Há mais do que mero esnobismo cultural aqui! O pedido do cardeal pelo retorno ao Missal Romano de 1964 foi ampliado em seu sermão, no qual ele comentou que “as nossas liturgias muitas vezes são brandas demais e barulhentas demais, africanas demais e cristãs de menos”. Aparentemente, concluiu, no que diz respeito aos católicos africanos, é possível pode ser ou africano ou cristão, mas não ambos.
Se brandura e barulho são características da africanidade – algo que eu não levaria em consideração – então deve ser possível que os franceses também sejam brandos, barulhentos e franceses demais em seu culto. Mais importante do que perguntar “como é que alguém pode ter uma liturgia branda e barulhenta?” é perguntar se a nacionalidade – neste caso, a africanidade – é incompatível com a “cristianidade”.
Talvez o cardeal Sarah concorde com o falecido Papa Bento XVI, que sugeriu em um discurso em Regensburg (Alemanha) em 2006 que a única inculturação cristã essencial ocorreu quando a Igreja primitiva passou de uma mentalidade, de uma língua e de um sistema simbólico “hebreus” para uma cosmovisão, uma linguagem e um sistema filosófico e simbólico “helenísticos”.
No pensamento de Bento, essa transição estabeleceu a relação causal entre o Ocidente e o cristianismo. Assim como o Ocidente perdeu o contato com sua cosmovisão cultural, linguística e intelectual essencialmente “grega”, ele também perdeu o contato com os fundamentos do sistema simbólico cristão.
Consequentemente, a Igreja Católica está agora vagando, perdida no pântano dos “respingos” asiáticos, africanos, alemães, franceses, indianos, canadenses etc. que obscurecem o Mistério Pascal e o reduzem a uma função da cultura.
Enquanto os bispos e os cardeais lutam para preservar a forma perfeita da liturgia da Igreja, a “Igreja comum”, o clero e as pessoas da base continuam buscando, muitas vezes sem uma direção clara e no meio de vozes contrárias, novas formas de abordar as questões atuais, abrindo caminho para o Senhor e endireitando as estradas.
Sessenta anos depois da Sacrosanctum concilium, a pequena ruptura do cisma liderado pelo falecido arcebispo Marcel Lefebvre tem sido alimentada por papas, bispos, padres e leigos, em um incêndio que dilacera o coração da Igreja e inibe o debate respeitoso e conciliar.
Nossa experiência de divisão se insere em um contexto litúrgico.
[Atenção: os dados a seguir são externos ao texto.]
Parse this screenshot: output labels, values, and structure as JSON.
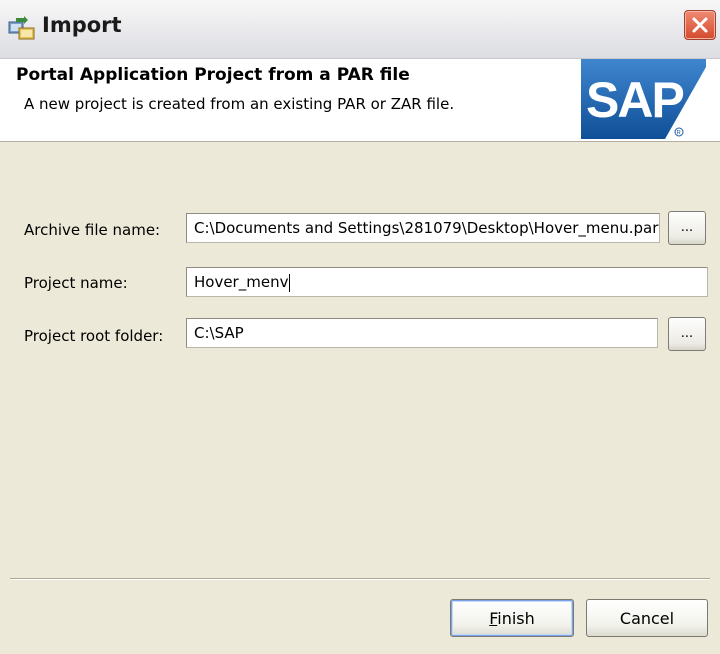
{
  "window": {
    "title": "Import",
    "icon": "import-wizard-icon",
    "close_icon": "close-icon"
  },
  "header": {
    "title": "Portal Application Project from a PAR file",
    "description": "A new project is created from an existing PAR or ZAR file.",
    "logo_text": "SAP",
    "logo_color": "#1f5fa8"
  },
  "form": {
    "archive_label": "Archive file name:",
    "archive_value": "C:\\Documents and Settings\\281079\\Desktop\\Hover_menu.par",
    "project_label": "Project name:",
    "project_value": "Hover_menv",
    "root_label": "Project root folder:",
    "root_value": "C:\\SAP",
    "browse_label": "..."
  },
  "buttons": {
    "finish_mnemonic": "F",
    "finish_rest": "inish",
    "cancel": "Cancel"
  }
}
Ele não pode ser ignorado, a menos que se veja a “liturgia” como uma manipulação de normas rituais ou a performance branda de ritos.
Se, no entanto, alguém vê a “liturgia” como a reunião dos batizados e batizadas que são chamados em Cristo a testemunhar o amor e a compaixão de Deus ao mundo e a viver, eles mesmos, esse amor e essa compaixão, então você tem uma questão que não pode ser ignorada, porque a natureza e a performance da liturgia vão ao encontro do coração da Igreja. O ato litúrgico dá a todas as outras disciplinas da teologia e do direito da Igreja a sua orientação e propósito últimos.
Todo o projeto sinodal fracassará se os conflitos litúrgicos não forem resolvidos. Ignorá-los por muito tempo levou a uma situação em que a oração litúrgica se tornou uma questão de estilo para muitos – independentemente de sua posição teopolítica. A justificação do estilo é exemplificada pelos comentários do cardeal Sarah.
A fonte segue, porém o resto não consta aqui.